In a young career of 53 games (51 starts), Jose Rivera turned in his third complete game, and the first since 1996. Back then he had had two shutouts. He is now 21-13 with a 3.09 ERA for his career. Quite a nice #5, if you ask me.

Wedemeyer was suspended for five games for attacking Collins, so he was hurt for six weeks, then he comes back and makes it two and a half games before getting his furry behinds banned for another week. Great job!

In other news

June 16 – Old age is beginning to show on 37-yr old LVA 2B Pete Connolly (.303, 1 HR, 15 RBI), and while the Aces were stomped by the Warriors, 9-1, Connolly shone bright with two hits in the losing effort. The latter hit, a leadoff double off Pat Cherry, who went the distance in the game, in the ninth inning marks Connolly’s 3,000th career base hit. The sixth overall pick in the 1978 draft by the Gold Sox, who debuted for them in 1979 and since played for the Knights, Indians, Wolves, and Cyclones as well, is the second player after Jeffery Brown to reach the 3,000 mark.
June 17 – The Wolves beat the Thunder, 5-0, behind Alonso Lopez (5-5, 4.28 ERA) tossing a 3-hit shutout.
June 21 – IND INF Jose Martinez (.255, 3 HR, 22 RBI) has suffered a sprained ankle and should be out for three weeks.
June 21 – DEN OF Raúl Castillo (.295, 1 HR, 7 RBI) is out for the year with a broken elbow.

Complaints and stuff

GRAVE NEWS. Really, really GRAVE NEWS. Our blue chip SP prospect, Ralph Ford, is out for the season with rotator cuff inflammation. Well, that will put a dent into your mood … so, that brings his likelihood of being on the opening day roster in 1999 from 2% all the way down to NADA.

Kisho Saito was not as usual in the dugout during the first game in Vancouver.
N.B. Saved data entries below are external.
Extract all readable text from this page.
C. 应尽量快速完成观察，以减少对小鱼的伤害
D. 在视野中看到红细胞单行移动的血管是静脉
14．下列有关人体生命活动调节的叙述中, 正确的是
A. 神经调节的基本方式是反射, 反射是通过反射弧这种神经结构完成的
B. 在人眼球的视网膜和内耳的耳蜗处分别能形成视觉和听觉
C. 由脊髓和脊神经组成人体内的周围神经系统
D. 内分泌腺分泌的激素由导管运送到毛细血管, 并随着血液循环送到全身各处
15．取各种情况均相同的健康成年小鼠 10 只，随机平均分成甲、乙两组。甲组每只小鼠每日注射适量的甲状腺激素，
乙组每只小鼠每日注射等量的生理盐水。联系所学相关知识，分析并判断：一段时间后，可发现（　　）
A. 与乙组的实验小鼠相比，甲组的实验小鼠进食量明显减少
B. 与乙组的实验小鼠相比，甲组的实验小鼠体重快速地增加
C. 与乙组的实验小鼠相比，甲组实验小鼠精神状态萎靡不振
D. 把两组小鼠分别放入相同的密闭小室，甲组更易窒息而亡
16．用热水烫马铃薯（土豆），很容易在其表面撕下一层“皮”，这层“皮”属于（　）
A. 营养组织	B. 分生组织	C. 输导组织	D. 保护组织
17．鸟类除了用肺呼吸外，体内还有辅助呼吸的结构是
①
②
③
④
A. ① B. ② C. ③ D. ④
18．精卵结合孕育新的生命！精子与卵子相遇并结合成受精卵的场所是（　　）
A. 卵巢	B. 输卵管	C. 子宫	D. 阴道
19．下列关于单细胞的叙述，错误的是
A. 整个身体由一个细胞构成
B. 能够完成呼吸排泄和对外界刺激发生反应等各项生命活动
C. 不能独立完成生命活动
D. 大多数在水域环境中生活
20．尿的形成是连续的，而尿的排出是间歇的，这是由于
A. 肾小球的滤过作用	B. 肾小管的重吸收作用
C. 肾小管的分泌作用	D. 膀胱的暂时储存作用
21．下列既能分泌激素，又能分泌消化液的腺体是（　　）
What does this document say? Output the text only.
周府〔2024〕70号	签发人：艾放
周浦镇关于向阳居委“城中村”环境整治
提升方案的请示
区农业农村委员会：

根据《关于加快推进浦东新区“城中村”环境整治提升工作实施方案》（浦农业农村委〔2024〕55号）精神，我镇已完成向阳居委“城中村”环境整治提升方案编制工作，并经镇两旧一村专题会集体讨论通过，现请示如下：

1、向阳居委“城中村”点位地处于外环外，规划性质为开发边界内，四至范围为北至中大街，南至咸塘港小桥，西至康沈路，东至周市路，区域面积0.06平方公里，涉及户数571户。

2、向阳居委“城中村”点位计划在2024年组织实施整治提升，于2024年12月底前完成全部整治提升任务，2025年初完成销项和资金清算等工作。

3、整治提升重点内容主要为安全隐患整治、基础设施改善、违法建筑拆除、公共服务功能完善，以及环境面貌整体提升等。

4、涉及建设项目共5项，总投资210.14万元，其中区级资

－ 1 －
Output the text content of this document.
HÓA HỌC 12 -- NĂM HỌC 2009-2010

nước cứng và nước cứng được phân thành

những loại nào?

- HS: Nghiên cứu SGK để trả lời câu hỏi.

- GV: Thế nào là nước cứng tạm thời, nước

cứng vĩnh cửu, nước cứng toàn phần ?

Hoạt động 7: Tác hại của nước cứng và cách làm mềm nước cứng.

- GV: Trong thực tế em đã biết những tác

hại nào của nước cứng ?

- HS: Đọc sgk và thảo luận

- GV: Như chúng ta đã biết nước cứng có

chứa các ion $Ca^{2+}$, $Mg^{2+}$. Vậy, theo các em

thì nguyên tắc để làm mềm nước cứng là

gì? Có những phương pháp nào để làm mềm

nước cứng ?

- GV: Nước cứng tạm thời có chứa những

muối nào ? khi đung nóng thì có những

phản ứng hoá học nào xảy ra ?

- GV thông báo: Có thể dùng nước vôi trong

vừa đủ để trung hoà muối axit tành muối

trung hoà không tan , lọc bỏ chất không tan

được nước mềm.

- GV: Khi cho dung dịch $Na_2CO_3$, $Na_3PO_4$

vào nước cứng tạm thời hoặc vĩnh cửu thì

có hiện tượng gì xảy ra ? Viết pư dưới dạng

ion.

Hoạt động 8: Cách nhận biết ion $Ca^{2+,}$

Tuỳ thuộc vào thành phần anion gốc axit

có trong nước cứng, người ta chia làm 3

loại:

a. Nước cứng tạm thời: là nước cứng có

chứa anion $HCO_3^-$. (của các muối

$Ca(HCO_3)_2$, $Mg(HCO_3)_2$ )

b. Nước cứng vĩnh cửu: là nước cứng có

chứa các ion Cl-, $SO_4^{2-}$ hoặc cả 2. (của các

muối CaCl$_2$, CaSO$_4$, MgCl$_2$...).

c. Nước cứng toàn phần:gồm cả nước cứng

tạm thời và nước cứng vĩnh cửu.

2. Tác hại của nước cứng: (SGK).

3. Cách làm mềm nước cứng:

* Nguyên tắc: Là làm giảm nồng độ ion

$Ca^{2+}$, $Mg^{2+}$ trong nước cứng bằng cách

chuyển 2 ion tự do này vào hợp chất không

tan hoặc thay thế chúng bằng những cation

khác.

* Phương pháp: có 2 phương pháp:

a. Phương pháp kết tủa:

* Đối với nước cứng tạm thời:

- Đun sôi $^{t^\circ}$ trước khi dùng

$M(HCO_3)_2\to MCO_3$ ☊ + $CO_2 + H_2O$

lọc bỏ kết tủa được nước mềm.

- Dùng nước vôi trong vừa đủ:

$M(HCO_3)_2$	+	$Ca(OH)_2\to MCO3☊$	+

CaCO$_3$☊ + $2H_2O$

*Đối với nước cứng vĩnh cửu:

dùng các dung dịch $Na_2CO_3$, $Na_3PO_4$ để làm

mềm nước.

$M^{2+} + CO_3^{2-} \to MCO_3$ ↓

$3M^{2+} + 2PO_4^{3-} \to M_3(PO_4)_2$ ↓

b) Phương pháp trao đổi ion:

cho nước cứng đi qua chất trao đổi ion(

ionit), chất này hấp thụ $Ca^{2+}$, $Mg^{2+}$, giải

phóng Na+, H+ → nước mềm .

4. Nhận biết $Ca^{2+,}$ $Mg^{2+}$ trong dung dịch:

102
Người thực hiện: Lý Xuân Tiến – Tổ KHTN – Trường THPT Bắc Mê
He wasn’t even in Canada. We were talking contract in Portland, since I was still banned from entering Canadian soil due to one or the other incident in recent years in Canadian airports, clubhouses, and public parks. No, the claims that I exposed myself are entirely wrong. The truth is that: while strolling through Deer Lake Park after an especially bitter loss two years ago, I encountered two of those ugly Canadian kids with their ugly Canadiens caps who were laughing at joking about those miserable Raccoons. I raged and ripped off their caps, and threw them to the ground, stomping on them. The caps, not the kids.

Anyway!

Kisho Saito desired to stay here, and as mentioned earlier, I was eager to keep him. Saito showed a bluff by demanding a five year deal during our talks. Well, Kisho. You still want to pitch at age 43? Ah… no. We agreed on an offer for two years, but I couldn’t quite get him to bite for $2M, and had to up my offer to $2.2M in total. If he signs this deal, we will keep him in the brown uniform (the only real uniform! Screw the Canadiens and their pinkish red uniforms!!) through to his age 40 season. It’s a risk, but I am taking it. After that contract is up, Saito will probably retire anyway to play with his kids. His son Hisanobu has quite a strong left arm due, his fastball is amazing. He smacked me in the forehead with a bagel during a team barbecue on an off day last August. Three years old and already hating me, fantastic!

So, Saito, 229-173 for his career at that junction, would have some 80 more starts between now and the end of the 2000 season. With this team, reaching 250 wins should be … a nasty challenge.